Including batteries among your survival stockpile is a must. After all, you’re going to need functioning devices during a crisis situation, including flashlights and other tools, not to mention entertainment items.
But as with food, water and other essential items, batteries can go bad if they’re not stored properly. It’s crucial to keep your batteries in the best possible shape. You want to get the longest life out of them as possible, and how you store them greatly factors into their life expectancy.
The Deep Freeze
It’s probable you’ve heard the old wives’ tale about extending battery life by storing them in your freezer, and perhaps you are already doing just that. This is a topic that battery experts, as well as survivalist experts, have spent time testing.
The majority has determined that storing batteries in a freezer does not extend the life, and in fact might make them less effective.
What you need to know is that you should always keep batteries safe from water and extreme heat. It’s also wise to check into what the makers of your batteries suggest. We researched recommendations from two top brands:
Energizer officials state that storage in a refrigerator or freezer is not required or recommended for batteries produced today. Cold temperature storage can harm batteries if condensation results in corroded contacts or label or seal damage due to extreme temperature storage. To maximize performance and shelf life, store batteries at normal room temperatures (68° to 78°F or 20° to 25°C) with moderated humidity levels (35 to 65% RH).
When stored at room temperature (i.e. 70°F/21°C), cylindrical alkaline batteries have a shelf life of five to 10 years and cylindrical carbon zinc three to five years. Lithium cylindrical types can be stored from 10 to 15 years. Prolonged storage at elevated temperatures will shorten storage life.
Duracell officials recommend storing batteries in original packaging, in a dry place at normal room temperature until ready to use. Do not place batteries in a refrigerator. This will not recharge batteries, increase storage life or increase power. Don’t store batteries or battery-powered devices in very warm places. Extreme temperatures reduce battery performance and may also lead to leakage.
They also ask that you don’t mix old and new batteries, or batteries of different brands or types (for example heavy-duty zinc chloride batteries and alkaline batteries) in the same device as this may cause the batteries to leak.

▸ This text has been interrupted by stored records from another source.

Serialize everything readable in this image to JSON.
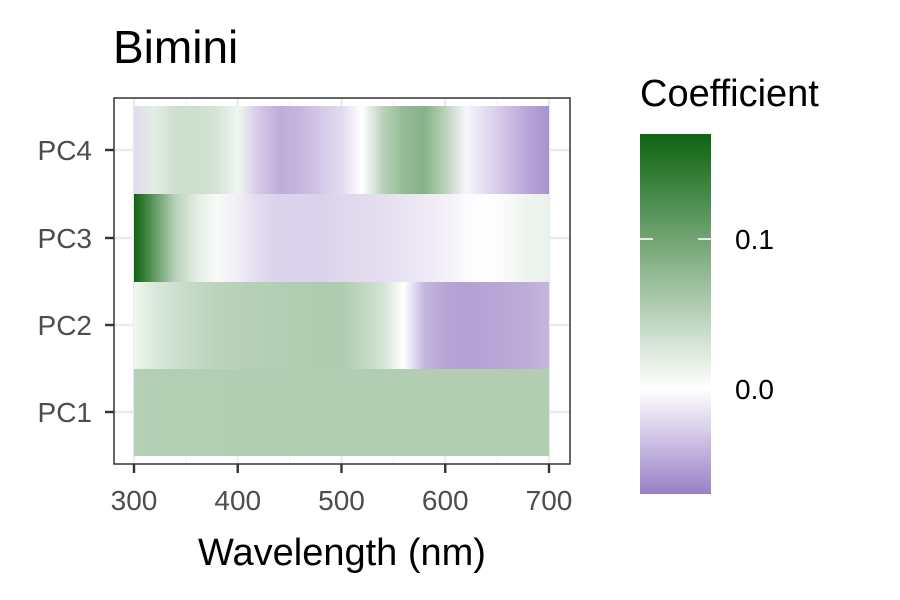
{
  "chart_data": {
    "type": "heatmap",
    "title": "Bimini",
    "xlabel": "Wavelength (nm)",
    "ylabel": "",
    "xlim": [
      300,
      700
    ],
    "x_ticks": [
      300,
      400,
      500,
      600,
      700
    ],
    "x_tick_labels": [
      "300",
      "400",
      "500",
      "600",
      "700"
    ],
    "y_categories": [
      "PC1",
      "PC2",
      "PC3",
      "PC4"
    ],
    "grid": true,
    "legend": {
      "title": "Coefficient",
      "placement": "right",
      "min": -0.07,
      "max": 0.17,
      "ticks": [
        0.0,
        0.1
      ],
      "tick_labels": [
        "0.0",
        "0.1"
      ],
      "low_color": "#9a80c6",
      "mid_color": "#ffffff",
      "high_color": "#0d6410"
    },
    "series": [
      {
        "name": "PC1",
        "x": [
          300,
          320,
          340,
          360,
          380,
          400,
          420,
          440,
          460,
          480,
          500,
          520,
          540,
          560,
          580,
          600,
          620,
          640,
          660,
          680,
          700
        ],
        "values": [
          0.052,
          0.054,
          0.054,
          0.054,
          0.054,
          0.055,
          0.055,
          0.055,
          0.055,
          0.055,
          0.055,
          0.055,
          0.055,
          0.055,
          0.055,
          0.055,
          0.055,
          0.055,
          0.055,
          0.055,
          0.055
        ]
      },
      {
        "name": "PC2",
        "x": [
          300,
          320,
          340,
          360,
          380,
          400,
          420,
          440,
          460,
          480,
          500,
          520,
          540,
          560,
          580,
          600,
          620,
          640,
          660,
          680,
          700
        ],
        "values": [
          0.01,
          0.025,
          0.035,
          0.042,
          0.048,
          0.05,
          0.052,
          0.054,
          0.055,
          0.056,
          0.056,
          0.045,
          0.03,
          0.0,
          -0.04,
          -0.05,
          -0.052,
          -0.05,
          -0.048,
          -0.045,
          -0.04
        ]
      },
      {
        "name": "PC3",
        "x": [
          300,
          320,
          340,
          360,
          380,
          400,
          420,
          440,
          460,
          480,
          500,
          520,
          540,
          560,
          580,
          600,
          620,
          640,
          660,
          680,
          700
        ],
        "values": [
          0.17,
          0.11,
          0.05,
          0.02,
          0.005,
          -0.01,
          -0.02,
          -0.025,
          -0.025,
          -0.025,
          -0.022,
          -0.02,
          -0.018,
          -0.015,
          -0.012,
          -0.008,
          -0.003,
          0.0,
          0.005,
          0.012,
          0.015
        ]
      },
      {
        "name": "PC4",
        "x": [
          300,
          320,
          340,
          360,
          380,
          400,
          420,
          440,
          460,
          480,
          500,
          520,
          540,
          560,
          580,
          600,
          620,
          640,
          660,
          680,
          700
        ],
        "values": [
          -0.02,
          0.02,
          0.035,
          0.035,
          0.03,
          0.01,
          -0.03,
          -0.045,
          -0.04,
          -0.03,
          -0.02,
          0.0,
          0.05,
          0.075,
          0.085,
          0.05,
          -0.005,
          -0.02,
          -0.035,
          -0.05,
          -0.06
        ]
      }
    ]
  }
}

Our recommendation is to store batteries in a temperature-controlled environment, making sure they aren’t stored near heat or subject to condensation that a refrigerator and/or freezer can produce. Battery experts agree that elevated temperatures hasten permanent capacity loss.
Loss expectancy varies on battery type. While we don’t recommend batteries be stored in a refrigerator or freezer, we know that in some instances of warm climate living there’s not a better option.
In that case, we highly recommend purchasing additional storage packaging to give batteries an extra layer of protection against potential condensation damage.
It’s important to note that many battery types perform poorly when cold. Due to this, you’ll need to let batteries warm back up after pulling them out of the refrigerator or freezer. Otherwise you’ll not be able to use them to their best capacity. Give them a few hours to thaw in order to be safe.
Aim for Long-term Storage
No matter what type of climate you live in, making a suitable place to store your batteries long term is time and space well spent. When planning long-term battery storage, alkaline and primary lithium batteries can be stored for 10 years with moderate loss capacity, making them ideal for disaster storage preparation.
Also, if you haven’t checked on the expiration dates on batteries in your emergency supplies, now’s the time to do so. You may want to keep note of all battery expiration dates in a log along with your other emergency supply items that expire.
If you have expired batteries in your disaster supplies, be sure to dispose of them correctly. After all, as we’ve learned, not all batteries are created equally.